Galles in semifinale, al Belgio non resta che il bel gioco

Galles-Belgio euro 2016I gallesi, tutto fisico e cuore, non vogliono cedere all’ondata Brexit degli Uk, storica semifinale. Il Belgio si perde tra eccentriche acconciature e la retorica del calcio spettacolo.

La Fiorentina, ripetono nauseanti gli esperti, ha espresso il gioco più bello dell’anno. Ha terminato la stagione a 27 punti dallo scudetto e a più 26 punti dalla serie B. Mi pare superfluo ogni commento. Il Napoli ha giocato a tratti meglio del Barcellona e ha conquistato un pugno di mosche e qualche inutile record. Lo ripeterò fino alla nausea, se volete lo spettacolo i teatri sono aperti e, purtroppo, anche i circhi. Nel calcio tutto è più complesso, le variabili sono infinite, la tecnica è solo una piccola componente e spesso la meno determinante. E così i giocolieri Belgi prima sono stati annientati dalla compattezza tattica dell’Italietta di Conte e poi spediti a Bruxelles dalla vorace fisicità dei Gallesi. Hazard e De Bruyne hanno, senza dubbio, piedi eccellenti, ma inseriti in un putido pot-puorri tattico rischiano, come ieri sera, di sbattere inutilmente contro difese organizzate.

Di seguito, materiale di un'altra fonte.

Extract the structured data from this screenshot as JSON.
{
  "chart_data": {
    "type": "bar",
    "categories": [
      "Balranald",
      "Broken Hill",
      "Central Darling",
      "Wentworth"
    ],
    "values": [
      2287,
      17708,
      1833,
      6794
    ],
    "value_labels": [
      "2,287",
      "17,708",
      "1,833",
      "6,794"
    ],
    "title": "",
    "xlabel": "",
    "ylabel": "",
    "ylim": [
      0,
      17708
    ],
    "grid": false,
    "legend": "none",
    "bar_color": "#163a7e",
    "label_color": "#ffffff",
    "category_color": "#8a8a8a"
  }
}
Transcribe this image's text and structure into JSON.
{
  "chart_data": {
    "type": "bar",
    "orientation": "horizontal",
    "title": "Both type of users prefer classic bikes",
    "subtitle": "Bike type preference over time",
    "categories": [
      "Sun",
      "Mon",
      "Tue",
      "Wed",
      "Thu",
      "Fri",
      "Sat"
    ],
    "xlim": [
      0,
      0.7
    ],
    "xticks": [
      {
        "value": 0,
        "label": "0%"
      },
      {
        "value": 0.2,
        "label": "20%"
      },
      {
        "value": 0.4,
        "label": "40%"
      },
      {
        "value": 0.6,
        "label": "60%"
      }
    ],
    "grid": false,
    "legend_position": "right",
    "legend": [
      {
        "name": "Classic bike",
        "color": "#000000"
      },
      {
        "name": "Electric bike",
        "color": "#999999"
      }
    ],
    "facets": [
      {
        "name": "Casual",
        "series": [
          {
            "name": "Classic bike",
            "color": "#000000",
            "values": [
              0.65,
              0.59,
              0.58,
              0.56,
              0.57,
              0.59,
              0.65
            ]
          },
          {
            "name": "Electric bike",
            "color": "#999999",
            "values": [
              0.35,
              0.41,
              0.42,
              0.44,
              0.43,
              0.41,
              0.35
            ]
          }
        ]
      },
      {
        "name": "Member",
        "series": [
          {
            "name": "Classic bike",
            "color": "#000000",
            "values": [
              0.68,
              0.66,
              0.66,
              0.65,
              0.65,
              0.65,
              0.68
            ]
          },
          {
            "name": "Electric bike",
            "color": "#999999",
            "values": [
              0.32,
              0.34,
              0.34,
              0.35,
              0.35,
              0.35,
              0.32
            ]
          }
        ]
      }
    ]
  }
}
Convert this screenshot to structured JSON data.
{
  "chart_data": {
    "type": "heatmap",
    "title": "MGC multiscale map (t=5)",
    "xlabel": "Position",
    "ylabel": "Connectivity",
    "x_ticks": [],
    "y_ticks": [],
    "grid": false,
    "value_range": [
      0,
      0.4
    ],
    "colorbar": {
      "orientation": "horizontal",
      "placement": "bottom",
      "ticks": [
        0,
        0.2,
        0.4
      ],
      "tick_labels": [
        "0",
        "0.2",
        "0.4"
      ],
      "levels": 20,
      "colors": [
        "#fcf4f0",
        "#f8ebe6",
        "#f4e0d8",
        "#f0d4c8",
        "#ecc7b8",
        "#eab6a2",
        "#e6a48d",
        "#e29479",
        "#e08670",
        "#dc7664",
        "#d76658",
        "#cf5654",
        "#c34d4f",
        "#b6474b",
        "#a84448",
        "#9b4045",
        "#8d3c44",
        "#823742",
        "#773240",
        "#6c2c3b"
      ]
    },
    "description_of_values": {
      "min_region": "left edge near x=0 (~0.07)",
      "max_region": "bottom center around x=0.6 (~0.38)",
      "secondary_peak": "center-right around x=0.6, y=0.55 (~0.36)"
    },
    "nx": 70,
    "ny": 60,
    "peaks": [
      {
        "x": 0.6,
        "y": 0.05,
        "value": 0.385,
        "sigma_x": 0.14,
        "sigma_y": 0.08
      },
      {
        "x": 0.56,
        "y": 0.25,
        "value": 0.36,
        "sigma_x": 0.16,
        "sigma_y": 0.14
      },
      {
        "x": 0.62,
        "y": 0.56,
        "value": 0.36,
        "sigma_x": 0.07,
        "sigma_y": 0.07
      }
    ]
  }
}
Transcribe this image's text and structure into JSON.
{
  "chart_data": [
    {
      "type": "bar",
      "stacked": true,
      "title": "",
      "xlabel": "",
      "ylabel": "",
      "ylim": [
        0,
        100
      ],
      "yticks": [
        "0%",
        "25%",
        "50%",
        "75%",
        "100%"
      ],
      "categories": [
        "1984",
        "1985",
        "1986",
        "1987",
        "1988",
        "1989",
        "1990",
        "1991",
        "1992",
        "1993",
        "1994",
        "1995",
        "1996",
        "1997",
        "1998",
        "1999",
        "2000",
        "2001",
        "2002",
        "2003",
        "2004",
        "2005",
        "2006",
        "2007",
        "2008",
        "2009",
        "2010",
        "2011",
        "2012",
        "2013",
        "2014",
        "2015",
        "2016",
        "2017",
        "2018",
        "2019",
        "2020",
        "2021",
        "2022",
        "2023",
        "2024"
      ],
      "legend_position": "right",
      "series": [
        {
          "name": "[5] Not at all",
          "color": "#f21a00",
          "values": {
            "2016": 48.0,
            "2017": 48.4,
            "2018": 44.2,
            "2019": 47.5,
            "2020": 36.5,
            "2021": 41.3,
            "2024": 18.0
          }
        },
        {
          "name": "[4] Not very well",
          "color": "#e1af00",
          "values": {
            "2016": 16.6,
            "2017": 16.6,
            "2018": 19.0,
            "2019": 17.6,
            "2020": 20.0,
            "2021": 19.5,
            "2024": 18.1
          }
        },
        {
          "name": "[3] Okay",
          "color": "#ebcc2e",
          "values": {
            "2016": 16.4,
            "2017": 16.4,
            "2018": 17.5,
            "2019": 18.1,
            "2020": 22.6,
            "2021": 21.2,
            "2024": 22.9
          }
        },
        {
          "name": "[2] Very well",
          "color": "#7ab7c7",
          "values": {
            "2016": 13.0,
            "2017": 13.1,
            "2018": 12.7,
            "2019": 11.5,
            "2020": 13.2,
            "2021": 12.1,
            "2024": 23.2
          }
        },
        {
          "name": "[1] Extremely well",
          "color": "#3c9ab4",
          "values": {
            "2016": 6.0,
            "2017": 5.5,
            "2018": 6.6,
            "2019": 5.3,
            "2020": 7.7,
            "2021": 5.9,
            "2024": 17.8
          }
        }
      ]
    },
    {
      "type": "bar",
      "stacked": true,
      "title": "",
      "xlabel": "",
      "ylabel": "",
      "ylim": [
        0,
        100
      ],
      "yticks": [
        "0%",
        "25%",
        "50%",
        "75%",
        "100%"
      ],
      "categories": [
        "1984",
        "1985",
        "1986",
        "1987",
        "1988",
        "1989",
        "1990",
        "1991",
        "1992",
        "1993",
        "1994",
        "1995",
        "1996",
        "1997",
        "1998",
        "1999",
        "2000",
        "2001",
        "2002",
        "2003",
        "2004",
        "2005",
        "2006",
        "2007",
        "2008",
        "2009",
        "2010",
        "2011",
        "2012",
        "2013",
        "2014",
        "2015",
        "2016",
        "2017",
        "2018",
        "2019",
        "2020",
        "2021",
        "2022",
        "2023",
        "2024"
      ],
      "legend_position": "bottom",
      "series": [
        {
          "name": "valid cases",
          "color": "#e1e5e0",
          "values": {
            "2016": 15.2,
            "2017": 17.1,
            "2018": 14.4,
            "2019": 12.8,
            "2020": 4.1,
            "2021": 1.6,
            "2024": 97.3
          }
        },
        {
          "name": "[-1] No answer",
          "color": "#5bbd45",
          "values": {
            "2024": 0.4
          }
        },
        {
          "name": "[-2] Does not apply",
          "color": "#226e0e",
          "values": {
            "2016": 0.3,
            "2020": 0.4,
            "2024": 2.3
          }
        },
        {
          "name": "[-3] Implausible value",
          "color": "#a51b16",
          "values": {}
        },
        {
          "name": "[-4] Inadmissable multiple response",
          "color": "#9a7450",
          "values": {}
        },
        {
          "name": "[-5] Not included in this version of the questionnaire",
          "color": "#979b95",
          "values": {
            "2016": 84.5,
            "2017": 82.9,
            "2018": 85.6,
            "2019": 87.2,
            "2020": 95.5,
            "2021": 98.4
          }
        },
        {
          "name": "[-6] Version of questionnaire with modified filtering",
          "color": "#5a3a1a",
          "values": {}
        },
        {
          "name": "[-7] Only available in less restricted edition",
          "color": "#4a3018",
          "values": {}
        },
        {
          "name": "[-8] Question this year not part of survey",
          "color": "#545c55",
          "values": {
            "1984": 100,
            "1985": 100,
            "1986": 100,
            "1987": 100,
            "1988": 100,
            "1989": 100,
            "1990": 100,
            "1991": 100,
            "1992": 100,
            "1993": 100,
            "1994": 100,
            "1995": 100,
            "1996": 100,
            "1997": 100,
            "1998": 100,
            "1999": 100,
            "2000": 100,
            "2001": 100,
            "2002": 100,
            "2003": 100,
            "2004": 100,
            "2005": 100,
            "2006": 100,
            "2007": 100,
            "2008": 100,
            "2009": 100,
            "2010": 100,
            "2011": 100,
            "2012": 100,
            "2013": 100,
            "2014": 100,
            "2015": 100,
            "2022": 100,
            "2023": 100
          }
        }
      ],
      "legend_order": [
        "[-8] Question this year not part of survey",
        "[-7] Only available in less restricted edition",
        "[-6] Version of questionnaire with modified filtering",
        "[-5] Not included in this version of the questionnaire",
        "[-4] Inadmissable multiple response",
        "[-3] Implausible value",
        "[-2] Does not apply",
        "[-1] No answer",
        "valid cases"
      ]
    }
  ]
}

Eppure per il Belgio sembrava tutto semplice. Parte benissimo e subito Nainggolan calibra la sua cresta e lascia partire un poderoso destro da fuori area che s’insacca nel set. Gol meraviglioso, Belgio avanti e partita in discesa. Ma i Dragoni non ci stanno a rispettare il referendum del blasone e allora cominciano a reagire nel solo modo che conoscono; corsa, fisico, spintoni e coraggio. Bale l’eccezione al tema tattico, al resto aggiunge la sublime tecnica e lo scatto fulmineo. I belgi arretrano, lasciando campo agli imprecisi gallesi che guadagnano metri come i loro, più noti,  colleghi del rugby e collezionano un po di calci d’angolo. Da uno di questi svetta Williams, prova eccellente la sua, che confonde i difensori e batte Courtois. 1-1 tutto da rifare per i Diavoli Rossi. La seconda frazione sembra iniziare bene per il Belgio, entra Fellaini per lo spento Carrasco, Hazard appare più ispirato, L’inutile Lukaku da segni di una maggiore vitalità. Ma i Gallesi aspettano gli avversari nella loro trappola tattica, spezzano ogni manovra e tentano di ripartire sfruttando la velocità del loro trascinatore Gareth Bale. Proprio lui al 10° minuto pennella per il taglio di Ramsey, cross al centro per Robson-Kanu che compie la magia di Euro 2016. Con un colpo di tacco al centro dell’area  tramortisce Meunier e Denayer e manda Fellaini a giocare con i suoi capelli. Courtois Battuto ancora, Galles avanti, Belgio nel baratro. La disorganizzazione Belga pende il sopravvento, Hazard si spegne, Lukaku si ricorda di essere l’inutile oggetto di calciomercato, Nainggolan nervoso e inconcludente e Witsel dimostra che potrà essere il centrale perfetto per il fantasmagorico Milan di Montella e Lapadula. E così, come fosse naturale, arriva il terzo centro dei Dragoni britannici. Gunter dalla destra mette un cross al bacio che Vokes (subentrato a Robson-Kanu) spedisce alla destra del povero Courtois con un colpo di testa perfetto. Causio per Bettega, il paragone non è irriverente. Partita finale, Gareth Bale manda un selfie al suo compagno Ronaldo per la semifinale e il Belgio mestamente torna in patria per curare, soprattutto, quella sindrome narcisistica che ha colpito la Golden Generation.